[A la pequeña Everdeen]
Le gustaban sus
gruñidos; esos que nacían en el mismísimo epicentro de sus
entrañas, y que hacían un recorrido a toda velocidad por su cuerpo,
hasta que lograban salir a borbotones entre sus dientes, aquellos
que se apretaban unos contra otros. Le gustaba la manera en que su
voz, ahogada y ronca, se colaba por sus oídos, desgarrándola de una
manera exquisitamente placentera por dentro.
Le aterrorizaba la
fuerza de sus brazos, que se contraían intentando mantenerlos a los
dos sumergidos bajo aquel vaivén de caricias. La manera que tenía
de fundir sus huellas dactilares en su espalda; el pavor la recorría
cuando imaginaba que estas se despegaban de su piel una vez sus
cuerpos, cansados y exultantes, se separaban.

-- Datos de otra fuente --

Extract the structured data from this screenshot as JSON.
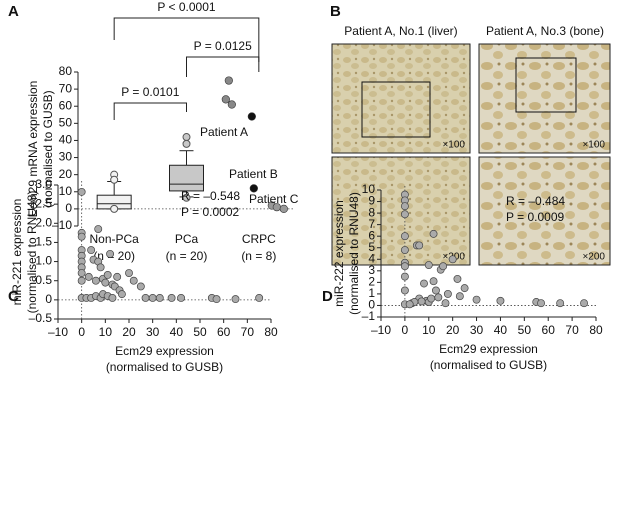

Temía que se perdieran
entre las arrugas de las sábanas y dejaran su cuerpo inhabitado, que
la dejaran tan desorientada como cuando él susurraba en sueños las
palabras que ella era incapaz de pronunciar.
¿Y si lo que sentía
por él era simple egoísmo sexual? ¿Y si las cometas que parecían
atravesarla cuando sus dientes pellizcaban su piel eran imaginaciones
del momento? ¿Y si en realidad el ardor que sentía era el frío de
la consciencia que la congelaba por dentro, creando quemaduras azules
que solo dejaban lugar a la racionalidad?
Pero él parecía tener
la clave para hacerla olvidar; ese octavo sentido que le hacía
enterrar sus ojos en aquel pequeño vano resultante de la unión
imperfecta de los bordes de sus labios, para luego acariciarlos
suavemente con palabras mudas que se escapaban de sus sienes. Y ella
olvidaba todo lo que no tenía que ver con leer los códices secretos
enterrados en la inmensidad de su espalda desnuda, con aventurarse a
recorrer los lugares ocultos de sus secretos nocturnos, con la lista
de razones por las que había decidido no volver a enamorarse.